Dropped Head Syndrome
Dropped head syndrome, sometimes called head ptosis is often due to severe weakness of the neck muscles that extend the head or keep it upright. It can also result from an increase in muscle tone of the neck flexion muscles. In severe cases, this can result in a chin on chest deformity restricting ability to look straight ahead. Often, this is not a fixed condition and may be corrected by lying on the back, having someone passively range the head back for a few minutes or by using various head support devices. It can be seen isolated or associated with a various general neuromuscular disorders and neck radiotherapy for malignancies.

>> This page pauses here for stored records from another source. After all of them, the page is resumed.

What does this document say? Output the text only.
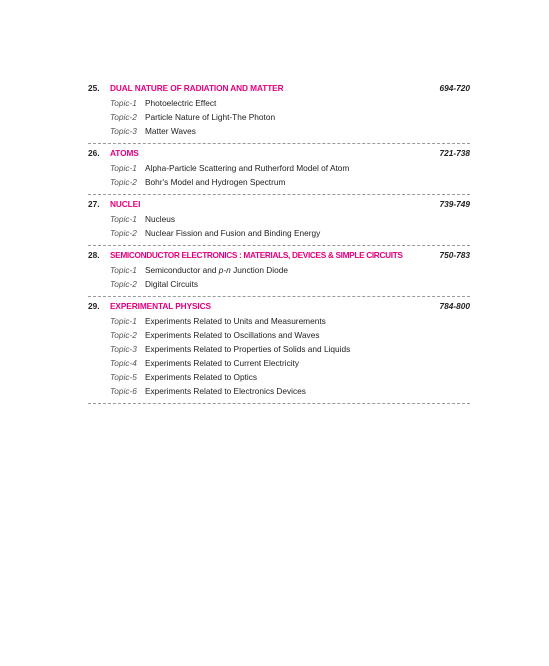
25.	DUAL NATURE OF RADIATION AND MATTER	694-720
Topic-1 Photoelectric Effect
Topic-2 Particle Nature of Light-The Photon
Topic-3 Matter Waves
26.	ATOMS	721-738
Topic-1 Alpha-Particle Scattering and Rutherford Model of Atom
Topic-2 Bohr's Model and Hydrogen Spectrum
27.	NUCLEI	739-749
Topic-1 Nucleus
Topic-2 Nuclear Fission and Fusion and Binding Energy
28.	SEMICONDUCTOR ELECTRONICS : MATERIALS, DEVICES & SIMPLE CIRCUITS	750-783
Topic-1 Semiconductor and p-n Junction Diode
Topic-2 Digital Circuits
29.	EXPERIMENTAL PHYSICS	784-800
Topic-1 Experiments Related to Units and Measurements
Topic-2 Experiments Related to Oscillations and Waves
Topic-3 Experiments Related to Properties of Solids and Liquids
Topic-4 Experiments Related to Current Electricity
Topic-5 Experiments Related to Optics
Topic-6 Experiments Related to Electronics Devices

It is usually seen isolated from a myelopathy involving the spinal cord or myopathy in the elderly and can result from severe degenerative disease of the cervical spine. It is sometimes called isolated neck extensor myopathy when seen in absence of a general neuromuscular disorder. Moreover, dropped head syndrome can gradually aggravate preexisting degenerative changes or cause these changes in the cervical spine and may result in myelopathy. Dropped head syndrome can increase the risk of falls due to an inability to see correctly when walking, therefore, head support can be an important part of management.
There are many conditions that have been associated with dropped head syndrome. Neuromuscular diseases, such as myasthenia gravis, congenital myopathy, motor neuron disease, mitochondriopathy, and chronic inflammatory demyelinating polyneuropathy. Some are systemic and progressive, with a grave prognosis, like ALS (amyotrophic lateral sclerosis), while others may have a more benign clinical course as indicated for the isolated type.
Conditions Associated With Dropped Head Syndrome
|Amyotrophic lateral sclerosis|
|Chronic inflammatory polyneuropathy|
|Multiple system atrophy|
|Neuromuscular||Lambert-Eaton myasthenic syndrome|
|Isolated inflammatory axial myopathy|
|Primary Noninflammatory||Mitochondrial myopathy|
|Inclusion body myopathy|
|Isolated neck extensor myopathy|
|Postradiation neck extensor myopathy|
|Postbotulinum toxin injection|
|Anterior scar contracture|
As indicated above, conditions associated with dropped head syndrome are placed into categories of muscular, neurological, neuromuscular and other. Head supports are used in order to improve quality of life, ambulation restrictions, daily living activities, as well as social interactions.